One such gathering I was invited to participate in was a retreat of United Methodist leaders from Eastern NC who were retreating at Camp Rockfish for 3 days to be and strategize with their colleagues from the African Methodist Episcopal Zion denomination.  Dr. Elaine Heath and her team with the Neighborhood Seminary and Dr. Margaret Brunson community consultant focusing on racial equity and leadership shared their perspectives and lessons learned. My job was to listen and share observations and ideas to hopefully help the ecumenical gathering move forward in stronger partnership and friendship. Our team at IEI has been asked to help plan the next gathering for these faith leaders.

Some observations were that we are called to connection and communion.

The community wisdom, gifts, and leadership are abundant.

We need to show up, be present and pay attention to what’s going on, to the context, data, stories, and traditions.  

We should remember ….  whether they be a Cloud of Witnesses, the catalysts for change, the ancestors, the old ones, and the children…. Stories of transformation from the margins, the bottom, from within institutions, organizations, and congregations, from old partners and new friends.

We need each other to keep our courage up.

We need community for our inner and outer work, for support and community accountability.

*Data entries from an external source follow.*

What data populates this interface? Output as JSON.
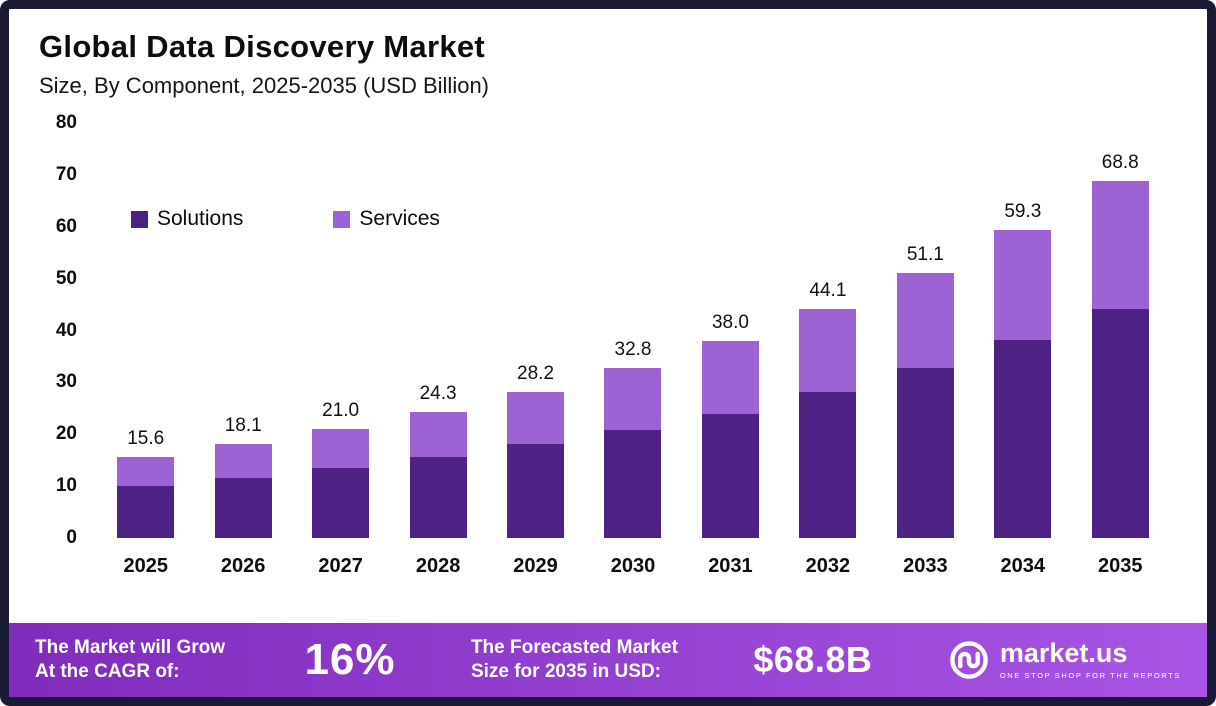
{
  "header": {
    "title": "Global Data Discovery Market",
    "subtitle": "Size, By Component, 2025-2035 (USD Billion)"
  },
  "chart_data": {
    "type": "bar",
    "stacked": true,
    "title": "Global Data Discovery Market",
    "subtitle": "Size, By Component, 2025-2035 (USD Billion)",
    "xlabel": "",
    "ylabel": "USD Billion",
    "categories": [
      "2025",
      "2026",
      "2027",
      "2028",
      "2029",
      "2030",
      "2031",
      "2032",
      "2033",
      "2034",
      "2035"
    ],
    "series": [
      {
        "name": "Solutions",
        "color": "#4e2185",
        "values": [
          10.0,
          11.6,
          13.5,
          15.7,
          18.2,
          20.9,
          24.0,
          28.2,
          32.7,
          38.1,
          44.1
        ]
      },
      {
        "name": "Services",
        "color": "#9d62d4",
        "values": [
          5.6,
          6.5,
          7.5,
          8.6,
          10.0,
          11.9,
          14.0,
          15.9,
          18.4,
          21.2,
          24.7
        ]
      }
    ],
    "totals": [
      15.6,
      18.1,
      21.0,
      24.3,
      28.2,
      32.8,
      38.0,
      44.1,
      51.1,
      59.3,
      68.8
    ],
    "total_labels": [
      "15.6",
      "18.1",
      "21.0",
      "24.3",
      "28.2",
      "32.8",
      "38.0",
      "44.1",
      "51.1",
      "59.3",
      "68.8"
    ],
    "ylim": [
      0,
      80
    ],
    "yticks": [
      0,
      10,
      20,
      30,
      40,
      50,
      60,
      70,
      80
    ],
    "grid": false,
    "legend_position": "upper-left-inside"
  },
  "footer": {
    "left": {
      "line1": "The Market will Grow",
      "line2": "At the CAGR of:",
      "value": "16%"
    },
    "right": {
      "line1": "The Forecasted Market",
      "line2": "Size for 2035 in USD:",
      "value": "$68.8B"
    },
    "brand": {
      "name": "market.us",
      "tagline": "ONE STOP SHOP FOR THE REPORTS"
    }
  },
  "colors": {
    "solutions": "#4e2185",
    "services": "#9d62d4",
    "banner_gradient_start": "#7f2cbd",
    "banner_gradient_end": "#a855e6",
    "frame_border": "#1a1a35",
    "text": "#0d0d0d"
  }
}
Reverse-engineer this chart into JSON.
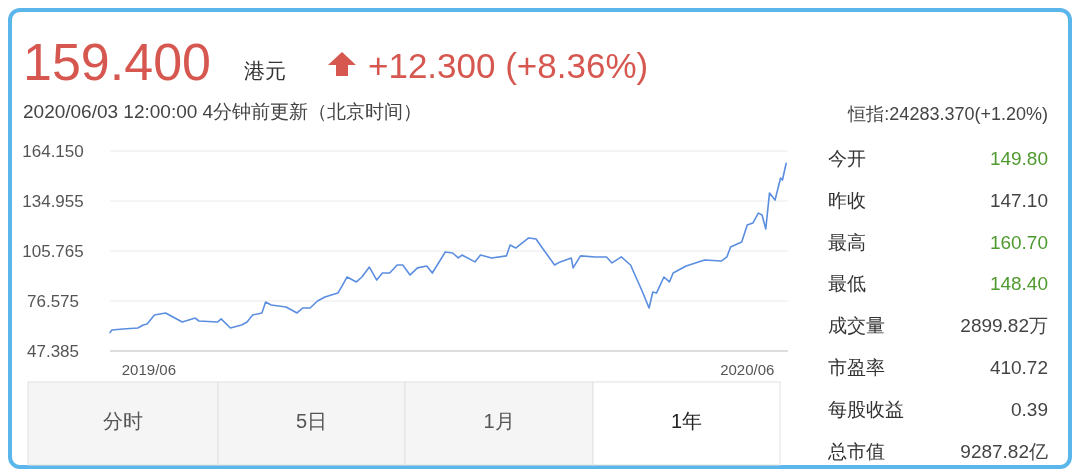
{
  "chart_data": {
    "type": "line",
    "title": "159.400",
    "subtitle": "2020/06/03 12:00:00  4分钟前更新（北京时间）",
    "annotations": [
      "港元",
      "+12.300 (+8.36%)",
      "恒指:24283.370(+1.20%)",
      "今开",
      "149.80",
      "昨收",
      "147.10",
      "最高",
      "160.70",
      "最低",
      "148.40",
      "成交量",
      "2899.82万",
      "市盈率",
      "410.72",
      "每股收益",
      "0.39",
      "总市值",
      "9287.82亿",
      "分时",
      "5日",
      "1月",
      "1年"
    ],
    "x": [
      "2019-06-03",
      "2019-06-04",
      "2019-06-10",
      "2019-06-18",
      "2019-06-21",
      "2019-06-23",
      "2019-06-27",
      "2019-07-03",
      "2019-07-07",
      "2019-07-12",
      "2019-07-19",
      "2019-07-21",
      "2019-07-31",
      "2019-08-02",
      "2019-08-07",
      "2019-08-13",
      "2019-08-16",
      "2019-08-19",
      "2019-08-24",
      "2019-08-26",
      "2019-08-29",
      "2019-09-06",
      "2019-09-12",
      "2019-09-15",
      "2019-09-19",
      "2019-09-23",
      "2019-09-27",
      "2019-10-04",
      "2019-10-06",
      "2019-10-09",
      "2019-10-14",
      "2019-10-17",
      "2019-10-21",
      "2019-10-25",
      "2019-10-28",
      "2019-11-01",
      "2019-11-05",
      "2019-11-08",
      "2019-11-12",
      "2019-11-16",
      "2019-11-21",
      "2019-11-24",
      "2019-12-01",
      "2019-12-05",
      "2019-12-08",
      "2019-12-10",
      "2019-12-17",
      "2019-12-20",
      "2019-12-26",
      "2020-01-03",
      "2020-01-05",
      "2020-01-08",
      "2020-01-15",
      "2020-01-19",
      "2020-01-22",
      "2020-01-29",
      "2020-02-01",
      "2020-02-07",
      "2020-02-08",
      "2020-02-12",
      "2020-02-20",
      "2020-02-26",
      "2020-02-29",
      "2020-03-05",
      "2020-03-10",
      "2020-03-16",
      "2020-03-20",
      "2020-03-22",
      "2020-03-24",
      "2020-03-28",
      "2020-03-31",
      "2020-04-02",
      "2020-04-09",
      "2020-04-19",
      "2020-04-28",
      "2020-05-01",
      "2020-05-03",
      "2020-05-09",
      "2020-05-12",
      "2020-05-15",
      "2020-05-18",
      "2020-05-20",
      "2020-05-22",
      "2020-05-24",
      "2020-05-27",
      "2020-05-30",
      "2020-05-31",
      "2020-06-02"
    ],
    "series": [
      {
        "color": "#5b8ee0",
        "values": [
          58.1,
          59.6,
          60.2,
          60.8,
          62.6,
          63.1,
          68.4,
          69.6,
          67.2,
          64.3,
          66.6,
          64.9,
          64.3,
          66.1,
          60.8,
          62.6,
          64.3,
          68.4,
          69.6,
          76.0,
          74.2,
          73.1,
          69.6,
          72.5,
          72.5,
          76.6,
          78.9,
          81.2,
          84.8,
          90.6,
          87.7,
          90.6,
          96.4,
          88.8,
          92.9,
          92.9,
          97.6,
          97.6,
          91.8,
          95.9,
          97.0,
          92.9,
          105.2,
          104.6,
          101.7,
          103.4,
          99.4,
          103.4,
          101.7,
          102.9,
          109.3,
          107.5,
          113.4,
          112.8,
          108.1,
          97.6,
          99.4,
          101.7,
          95.9,
          102.9,
          102.3,
          102.3,
          98.8,
          102.3,
          97.6,
          83.0,
          72.5,
          81.8,
          81.2,
          90.6,
          87.7,
          92.9,
          97.0,
          100.5,
          99.9,
          102.3,
          108.1,
          111.0,
          120.9,
          122.1,
          127.9,
          126.8,
          118.6,
          139.6,
          135.5,
          148.4,
          147.2,
          157.0
        ]
      }
    ],
    "xlim": [
      "2019-06-03",
      "2020-06-03"
    ],
    "xticks": [
      {
        "value": "2019-06-24",
        "label": "2019/06"
      },
      {
        "value": "2020-05-12",
        "label": "2020/06"
      }
    ],
    "ylim": [
      47.385,
      164.15
    ],
    "yticks": [
      {
        "value": 47.385,
        "label": "47.385"
      },
      {
        "value": 76.575,
        "label": "76.575"
      },
      {
        "value": 105.765,
        "label": "105.765"
      },
      {
        "value": 134.955,
        "label": "134.955"
      },
      {
        "value": 164.15,
        "label": "164.150"
      }
    ],
    "grid": "y",
    "marker": "none",
    "line_style": "solid"
  }
}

We must be transparent, vulnerable, honest, and open. We must practice radical hospitality, generosity, and solidarity with each other to get and stay rooted and grounded in our beloved mission – radical discipleship in beloved community– where we’re affirming the dignity, worth, and enormous untapped potential of all of God’s people.  

So with a posture of curiosity, courage, innovation, and cultural humility, we must covenant with one another and our partners and friends in this next new phase of the journey.

We need each other to understand these times, the realities that others know and live – getting beyond our own point of view and social location, letting go of self-centeredness, self-interest, and self-importance – the practice of self-emptying – dying to yourself, your culturally created self – to understand the myriad issues at play and deepen the spiritual journey.